18/06/2025
Compounding - The 8th Wonder in the World
Reflecting on my childhood days, I recall first encountering the concept of compound interest in math books. However, it was only when I ventured into the professional realm as a financial advisor that I witnessed the enchanting effects of compounding on wealth Creation.
In the realm of investments, particularly within mutual funds, compounding possesses a remarkable ability to amplify one's wealth over time. There are two primary methods of investing in mutual funds: SIP (Systematic Investment Plan) and Lumpsum. Let's delve into how compounding operates within each approach and discern which method may best align with different investor profiles.

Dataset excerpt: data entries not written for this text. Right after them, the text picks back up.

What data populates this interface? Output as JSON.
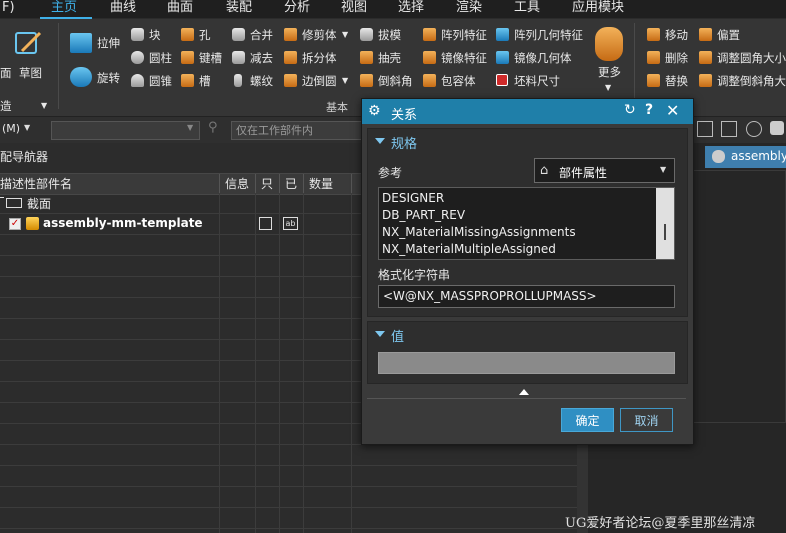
{
  "menubar": {
    "items": [
      "F)",
      "主页",
      "曲线",
      "曲面",
      "装配",
      "分析",
      "视图",
      "选择",
      "渲染",
      "工具",
      "应用模块"
    ],
    "active": "主页"
  },
  "ribbon": {
    "left_big": {
      "mian": "面",
      "sketch": "草图"
    },
    "extrude": "拉伸",
    "revolve": "旋转",
    "block": "块",
    "cylinder": "圆柱",
    "cone": "圆锥",
    "hole": "孔",
    "keyway": "键槽",
    "groove": "槽",
    "unite": "合并",
    "subtract": "减去",
    "thread": "螺纹",
    "trim_body": "修剪体",
    "split_body": "拆分体",
    "edge_blend": "边倒圆",
    "draft": "拔模",
    "shell": "抽壳",
    "chamfer": "倒斜角",
    "pattern_feature": "阵列特征",
    "mirror_feature": "镜像特征",
    "wrap": "包容体",
    "pattern_geometry": "阵列几何特征",
    "mirror_geometry": "镜像几何体",
    "stock_size": "坯料尺寸",
    "more": "更多",
    "move": "移动",
    "offset": "偏置",
    "delete": "删除",
    "resize_blend": "调整圆角大小",
    "replace": "替换",
    "resize_chamfer": "调整倒斜角大小",
    "group_basic": "基本",
    "group_left": "造"
  },
  "toolbar2": {
    "filter_label": "(M)",
    "combo_placeholder": "",
    "work_part_placeholder": "仅在工作部件内"
  },
  "navigator": {
    "title": "配导航器",
    "columns": [
      "描述性部件名",
      "信息",
      "只",
      "已",
      "数量"
    ],
    "rows": [
      {
        "name": "截面"
      },
      {
        "name": "assembly-mm-template"
      }
    ]
  },
  "graphics": {
    "tab_label": "assembly"
  },
  "dialog": {
    "title": "关系",
    "section_spec": "规格",
    "reference_label": "参考",
    "reference_value": "部件属性",
    "list": [
      "DESIGNER",
      "DB_PART_REV",
      "NX_MaterialMissingAssignments",
      "NX_MaterialMultipleAssigned"
    ],
    "format_label": "格式化字符串",
    "format_value": "<W@NX_MASSPROPROLLUPMASS>",
    "section_value": "值",
    "value_input": "",
    "ok": "确定",
    "cancel": "取消"
  },
  "watermark": "UG爱好者论坛@夏季里那丝清凉",
  "colors": {
    "accent": "#1f7fa9",
    "active_menu": "#3fb0e8",
    "section_header": "#7ec7ef"
  }
}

Understanding Compounding:
Compounding entails the phenomenon where your initial investment generates returns, and these returns, in turn, generate additional returns as time progresses. The longer your investment horizon, the more potent the effects of compounding.
For instance, if you invest Rs. 1 lakh at an annual return of 12%:
- After 1 year: Rs. 1,12,000
- After 10 years: Rs. 3,10,585
- After 20 years: Rs. 9,64,629
SIP (Systematic Investment Plan):
SIP embodies a disciplined approach to investing, involving regular fixed monthly investments.
Advantages of SIP:
- Rupee cost averaging: Acquiring more units when prices are low.
- Reduced market timing stress
- Well-suited for salaried individuals
Illustrating compounding with SIP:
Assuming a monthly investment of Rs. 5,000 over 20 years at a 12% annual return:
- Total Invested: Rs. 12,00,000
- Final Value: Rs. 49,96,000 (approx.)
- Wealth Gained: Rs. 37,96,000
Lumpsum Investment:
Lumpsum denotes investing a substantial amount at once.